Вопросы истории естествознания и техники. — 1988. — N 4. — С. 4-9

То, что публикуется, — последнее слово Николая Ивановича Бухарина. Вернее, последнее открытое слово из произнесенных им, ибо пройдет меньше двух лет и начнется тот самый квазипубличный процесс, на котором он будет говорить страшные не-свои слова, но в чем-то все-таки похожие на свои, а где-то — неожиданным прорывом отрепетированного сценария — и вовсе почти свои, совсем вроде бы свои слова…

А до того была счастливая и тревожная парижская весна 1936-го, а за ним блаженное памирское лето: встреча с нетронутой человеком природой, отдых — страсть — охота. Между его Парижем и его Памиром любимая женщина родила сына. Бухарину было 47 лет.
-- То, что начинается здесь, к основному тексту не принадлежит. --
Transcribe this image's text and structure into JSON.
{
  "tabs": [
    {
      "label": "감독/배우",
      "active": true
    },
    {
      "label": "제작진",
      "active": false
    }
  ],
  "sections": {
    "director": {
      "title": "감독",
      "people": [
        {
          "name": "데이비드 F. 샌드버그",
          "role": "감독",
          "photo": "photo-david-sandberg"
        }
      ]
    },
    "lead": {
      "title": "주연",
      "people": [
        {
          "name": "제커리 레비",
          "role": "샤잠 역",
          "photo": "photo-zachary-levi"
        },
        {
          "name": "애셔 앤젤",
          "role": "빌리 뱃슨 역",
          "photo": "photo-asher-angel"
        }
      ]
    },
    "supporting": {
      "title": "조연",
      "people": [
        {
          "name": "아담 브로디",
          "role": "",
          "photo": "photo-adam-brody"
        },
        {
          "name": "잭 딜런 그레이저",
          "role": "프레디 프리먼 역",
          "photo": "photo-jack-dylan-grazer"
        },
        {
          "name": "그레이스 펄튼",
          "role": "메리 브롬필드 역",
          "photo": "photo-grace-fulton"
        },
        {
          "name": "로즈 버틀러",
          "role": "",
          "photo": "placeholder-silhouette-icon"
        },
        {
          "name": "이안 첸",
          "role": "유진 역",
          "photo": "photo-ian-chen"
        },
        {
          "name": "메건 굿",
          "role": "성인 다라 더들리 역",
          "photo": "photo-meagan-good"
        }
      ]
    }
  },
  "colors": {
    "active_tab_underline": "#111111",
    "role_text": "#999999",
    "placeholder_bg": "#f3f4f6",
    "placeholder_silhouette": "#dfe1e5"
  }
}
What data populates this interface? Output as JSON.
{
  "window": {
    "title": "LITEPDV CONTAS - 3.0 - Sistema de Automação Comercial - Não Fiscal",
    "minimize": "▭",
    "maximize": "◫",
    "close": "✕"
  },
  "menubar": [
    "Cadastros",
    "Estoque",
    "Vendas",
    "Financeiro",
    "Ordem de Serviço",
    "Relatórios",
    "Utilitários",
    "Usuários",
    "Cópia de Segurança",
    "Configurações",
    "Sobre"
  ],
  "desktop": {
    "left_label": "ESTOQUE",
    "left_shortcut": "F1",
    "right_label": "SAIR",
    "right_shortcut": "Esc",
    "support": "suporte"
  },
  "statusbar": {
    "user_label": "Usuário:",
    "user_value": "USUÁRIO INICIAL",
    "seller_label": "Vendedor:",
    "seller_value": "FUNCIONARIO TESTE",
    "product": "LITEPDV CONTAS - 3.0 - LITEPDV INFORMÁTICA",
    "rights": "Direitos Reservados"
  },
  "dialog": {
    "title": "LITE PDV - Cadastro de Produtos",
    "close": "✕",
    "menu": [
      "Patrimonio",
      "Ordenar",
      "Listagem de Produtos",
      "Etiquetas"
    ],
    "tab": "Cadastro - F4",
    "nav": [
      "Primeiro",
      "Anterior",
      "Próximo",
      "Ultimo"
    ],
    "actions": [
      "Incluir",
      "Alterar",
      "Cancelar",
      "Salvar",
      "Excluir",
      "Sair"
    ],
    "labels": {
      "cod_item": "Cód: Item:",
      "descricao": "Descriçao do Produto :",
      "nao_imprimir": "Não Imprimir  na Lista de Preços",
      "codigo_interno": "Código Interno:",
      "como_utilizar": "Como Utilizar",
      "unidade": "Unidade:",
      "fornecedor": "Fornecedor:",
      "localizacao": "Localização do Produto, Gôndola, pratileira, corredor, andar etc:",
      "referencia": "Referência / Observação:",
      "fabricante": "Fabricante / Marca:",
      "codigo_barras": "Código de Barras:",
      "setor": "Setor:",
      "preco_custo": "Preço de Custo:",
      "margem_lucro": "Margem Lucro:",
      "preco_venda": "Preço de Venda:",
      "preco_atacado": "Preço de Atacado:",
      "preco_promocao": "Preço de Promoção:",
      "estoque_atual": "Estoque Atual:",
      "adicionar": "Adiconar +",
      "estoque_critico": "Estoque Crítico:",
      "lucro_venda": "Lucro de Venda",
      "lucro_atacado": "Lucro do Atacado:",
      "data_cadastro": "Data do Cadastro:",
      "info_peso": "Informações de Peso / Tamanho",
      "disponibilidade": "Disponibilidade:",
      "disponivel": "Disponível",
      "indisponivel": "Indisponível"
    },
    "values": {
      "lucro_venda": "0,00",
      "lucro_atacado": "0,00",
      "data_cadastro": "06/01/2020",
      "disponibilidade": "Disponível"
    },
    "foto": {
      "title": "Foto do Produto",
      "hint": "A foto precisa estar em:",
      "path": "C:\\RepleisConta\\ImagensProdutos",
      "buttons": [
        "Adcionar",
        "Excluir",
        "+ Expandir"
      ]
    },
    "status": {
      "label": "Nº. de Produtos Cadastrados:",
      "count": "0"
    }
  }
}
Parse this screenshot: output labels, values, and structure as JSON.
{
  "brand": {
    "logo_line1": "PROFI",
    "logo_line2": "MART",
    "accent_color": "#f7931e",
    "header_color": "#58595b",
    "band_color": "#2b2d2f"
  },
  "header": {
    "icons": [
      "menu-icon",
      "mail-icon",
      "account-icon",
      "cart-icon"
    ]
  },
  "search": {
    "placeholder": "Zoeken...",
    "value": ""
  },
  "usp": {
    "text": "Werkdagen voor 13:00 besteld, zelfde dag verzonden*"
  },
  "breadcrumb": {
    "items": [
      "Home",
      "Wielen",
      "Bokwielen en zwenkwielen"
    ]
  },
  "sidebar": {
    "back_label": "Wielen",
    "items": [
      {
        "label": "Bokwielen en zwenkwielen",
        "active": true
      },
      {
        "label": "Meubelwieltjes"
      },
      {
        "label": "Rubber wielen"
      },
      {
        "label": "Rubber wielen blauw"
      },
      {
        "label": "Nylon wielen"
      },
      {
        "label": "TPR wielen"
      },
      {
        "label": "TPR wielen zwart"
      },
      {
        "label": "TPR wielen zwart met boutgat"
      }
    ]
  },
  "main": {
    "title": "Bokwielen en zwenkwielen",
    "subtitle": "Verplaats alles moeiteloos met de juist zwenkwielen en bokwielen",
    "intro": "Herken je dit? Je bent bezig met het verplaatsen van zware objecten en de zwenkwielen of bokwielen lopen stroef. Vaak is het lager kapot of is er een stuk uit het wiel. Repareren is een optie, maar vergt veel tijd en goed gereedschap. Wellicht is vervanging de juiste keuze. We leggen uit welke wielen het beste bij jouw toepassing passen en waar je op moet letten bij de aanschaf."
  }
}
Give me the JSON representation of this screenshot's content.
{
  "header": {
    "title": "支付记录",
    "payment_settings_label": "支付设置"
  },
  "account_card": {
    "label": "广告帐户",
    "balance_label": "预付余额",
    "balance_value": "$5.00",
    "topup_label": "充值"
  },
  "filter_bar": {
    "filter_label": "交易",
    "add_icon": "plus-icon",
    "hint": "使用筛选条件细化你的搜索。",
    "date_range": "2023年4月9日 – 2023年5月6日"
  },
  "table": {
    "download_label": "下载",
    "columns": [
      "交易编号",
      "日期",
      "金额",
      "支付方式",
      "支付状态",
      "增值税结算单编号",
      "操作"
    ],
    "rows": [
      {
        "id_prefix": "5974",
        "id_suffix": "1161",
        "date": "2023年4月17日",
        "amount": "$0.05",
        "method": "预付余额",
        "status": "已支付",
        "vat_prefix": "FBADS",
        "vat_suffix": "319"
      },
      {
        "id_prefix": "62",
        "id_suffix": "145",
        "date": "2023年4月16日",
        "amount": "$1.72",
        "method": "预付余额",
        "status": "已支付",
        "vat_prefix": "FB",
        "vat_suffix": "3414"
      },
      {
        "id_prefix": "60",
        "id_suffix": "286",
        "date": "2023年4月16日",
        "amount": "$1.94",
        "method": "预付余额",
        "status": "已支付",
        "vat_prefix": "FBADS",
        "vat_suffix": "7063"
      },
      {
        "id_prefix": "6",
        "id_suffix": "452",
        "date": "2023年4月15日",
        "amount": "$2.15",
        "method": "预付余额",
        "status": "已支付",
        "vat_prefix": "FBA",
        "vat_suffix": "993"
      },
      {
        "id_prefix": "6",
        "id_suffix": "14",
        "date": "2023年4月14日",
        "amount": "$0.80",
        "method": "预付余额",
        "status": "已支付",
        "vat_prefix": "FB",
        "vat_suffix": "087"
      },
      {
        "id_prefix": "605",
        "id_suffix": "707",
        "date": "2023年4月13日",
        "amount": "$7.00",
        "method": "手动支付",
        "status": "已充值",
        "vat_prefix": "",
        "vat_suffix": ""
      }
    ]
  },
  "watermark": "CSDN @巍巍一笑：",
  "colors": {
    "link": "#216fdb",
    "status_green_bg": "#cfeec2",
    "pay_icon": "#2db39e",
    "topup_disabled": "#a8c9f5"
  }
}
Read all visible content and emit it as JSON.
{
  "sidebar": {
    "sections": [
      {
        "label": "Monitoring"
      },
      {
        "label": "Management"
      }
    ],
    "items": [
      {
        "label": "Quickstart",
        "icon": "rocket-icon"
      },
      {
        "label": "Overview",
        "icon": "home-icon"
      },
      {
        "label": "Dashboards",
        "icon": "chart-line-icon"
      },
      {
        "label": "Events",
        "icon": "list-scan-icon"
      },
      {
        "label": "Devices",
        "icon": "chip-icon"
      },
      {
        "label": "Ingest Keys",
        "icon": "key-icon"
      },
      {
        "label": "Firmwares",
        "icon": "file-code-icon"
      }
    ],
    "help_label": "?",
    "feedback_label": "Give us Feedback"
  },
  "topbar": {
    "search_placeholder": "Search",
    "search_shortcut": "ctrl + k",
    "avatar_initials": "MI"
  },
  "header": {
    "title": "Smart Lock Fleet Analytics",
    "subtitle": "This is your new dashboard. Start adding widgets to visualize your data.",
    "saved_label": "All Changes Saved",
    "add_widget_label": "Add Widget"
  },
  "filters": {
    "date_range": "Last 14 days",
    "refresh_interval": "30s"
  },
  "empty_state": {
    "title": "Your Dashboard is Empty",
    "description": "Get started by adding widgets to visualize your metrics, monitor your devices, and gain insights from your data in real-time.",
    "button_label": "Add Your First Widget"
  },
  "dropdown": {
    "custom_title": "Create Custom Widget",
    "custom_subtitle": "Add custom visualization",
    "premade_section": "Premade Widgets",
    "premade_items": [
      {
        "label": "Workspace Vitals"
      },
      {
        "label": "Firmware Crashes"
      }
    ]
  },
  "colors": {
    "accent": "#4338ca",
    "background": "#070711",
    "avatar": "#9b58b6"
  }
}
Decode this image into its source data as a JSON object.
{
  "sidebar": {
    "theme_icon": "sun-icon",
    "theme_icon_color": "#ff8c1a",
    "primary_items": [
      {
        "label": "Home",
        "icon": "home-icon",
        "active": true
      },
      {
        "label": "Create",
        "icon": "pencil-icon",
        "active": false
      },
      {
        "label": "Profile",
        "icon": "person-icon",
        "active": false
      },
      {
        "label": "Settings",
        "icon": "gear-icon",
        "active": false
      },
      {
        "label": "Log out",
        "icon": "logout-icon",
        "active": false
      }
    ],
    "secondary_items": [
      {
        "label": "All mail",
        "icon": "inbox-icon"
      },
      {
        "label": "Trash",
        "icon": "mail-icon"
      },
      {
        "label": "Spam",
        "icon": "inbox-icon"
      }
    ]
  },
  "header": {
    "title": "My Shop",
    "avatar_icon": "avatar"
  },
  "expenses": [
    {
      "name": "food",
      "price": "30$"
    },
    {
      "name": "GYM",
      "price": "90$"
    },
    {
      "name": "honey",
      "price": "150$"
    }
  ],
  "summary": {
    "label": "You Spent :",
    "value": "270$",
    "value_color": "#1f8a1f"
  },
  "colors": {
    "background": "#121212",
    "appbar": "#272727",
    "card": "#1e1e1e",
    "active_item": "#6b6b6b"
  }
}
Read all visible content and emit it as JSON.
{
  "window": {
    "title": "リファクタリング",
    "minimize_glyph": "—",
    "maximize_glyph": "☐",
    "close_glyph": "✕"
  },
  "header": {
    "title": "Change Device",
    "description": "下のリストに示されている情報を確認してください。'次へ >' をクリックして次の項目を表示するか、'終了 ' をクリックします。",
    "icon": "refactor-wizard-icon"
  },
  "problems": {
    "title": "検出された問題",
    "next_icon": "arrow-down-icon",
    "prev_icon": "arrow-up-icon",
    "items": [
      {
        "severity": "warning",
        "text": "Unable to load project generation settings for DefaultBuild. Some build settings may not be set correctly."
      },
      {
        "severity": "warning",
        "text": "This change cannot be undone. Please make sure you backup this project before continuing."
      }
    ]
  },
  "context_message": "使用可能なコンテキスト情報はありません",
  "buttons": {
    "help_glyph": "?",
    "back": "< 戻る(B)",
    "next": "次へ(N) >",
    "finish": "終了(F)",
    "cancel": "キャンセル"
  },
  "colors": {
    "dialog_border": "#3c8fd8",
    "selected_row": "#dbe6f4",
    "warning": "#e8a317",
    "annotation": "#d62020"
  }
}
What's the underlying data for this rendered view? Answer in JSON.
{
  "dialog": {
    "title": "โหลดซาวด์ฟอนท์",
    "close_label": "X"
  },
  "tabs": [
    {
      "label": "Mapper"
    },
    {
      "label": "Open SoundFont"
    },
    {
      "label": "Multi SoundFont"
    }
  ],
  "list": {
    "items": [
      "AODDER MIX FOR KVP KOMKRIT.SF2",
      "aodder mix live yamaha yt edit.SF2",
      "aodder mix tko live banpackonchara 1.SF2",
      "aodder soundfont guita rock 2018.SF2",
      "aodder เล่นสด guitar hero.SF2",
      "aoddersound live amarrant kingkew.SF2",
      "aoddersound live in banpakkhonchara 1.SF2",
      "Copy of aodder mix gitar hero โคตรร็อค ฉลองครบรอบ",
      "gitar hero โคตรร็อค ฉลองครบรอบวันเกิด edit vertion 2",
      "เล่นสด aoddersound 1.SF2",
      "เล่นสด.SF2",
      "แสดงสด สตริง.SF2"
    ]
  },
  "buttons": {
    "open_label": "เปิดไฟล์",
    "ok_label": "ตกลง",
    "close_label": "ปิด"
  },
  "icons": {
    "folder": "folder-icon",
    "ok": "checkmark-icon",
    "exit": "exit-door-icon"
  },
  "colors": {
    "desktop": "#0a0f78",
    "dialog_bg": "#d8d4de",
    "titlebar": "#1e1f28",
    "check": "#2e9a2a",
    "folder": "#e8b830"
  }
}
Он не ощущал груза прожитых годов. Выражение «вторая молодость» не кажется здесь неуместным. В нем не было ничего от отставного вождя снедаемого честолюбием и тоской по утраченному положению и былой славе Суженное поприще он воспринимал хотя, вероятно, и не без горечи но вместе с тем и как возможность остаться и даже заново быть собою. Скромная должность заведующего научно-исследовательским сектором ВСНХ, а затем Наркомтяжпрома вводила его в обширный круг деловых проблем, оставляя место и для теоретических штудии и прогнозов, затрагивающих грядущее науки и ее место в обществе, которое он не только по привычке называл социалистическим. Чем ближе к середине 1930-х, тем дальше отодвигались в его внутреннем мире вчерашние споры, проигранное сражение за нэп, капитуляция, к которой он был приговорен большинством функционеров и собственной приверженностью к единству партии во что бы то ни стало.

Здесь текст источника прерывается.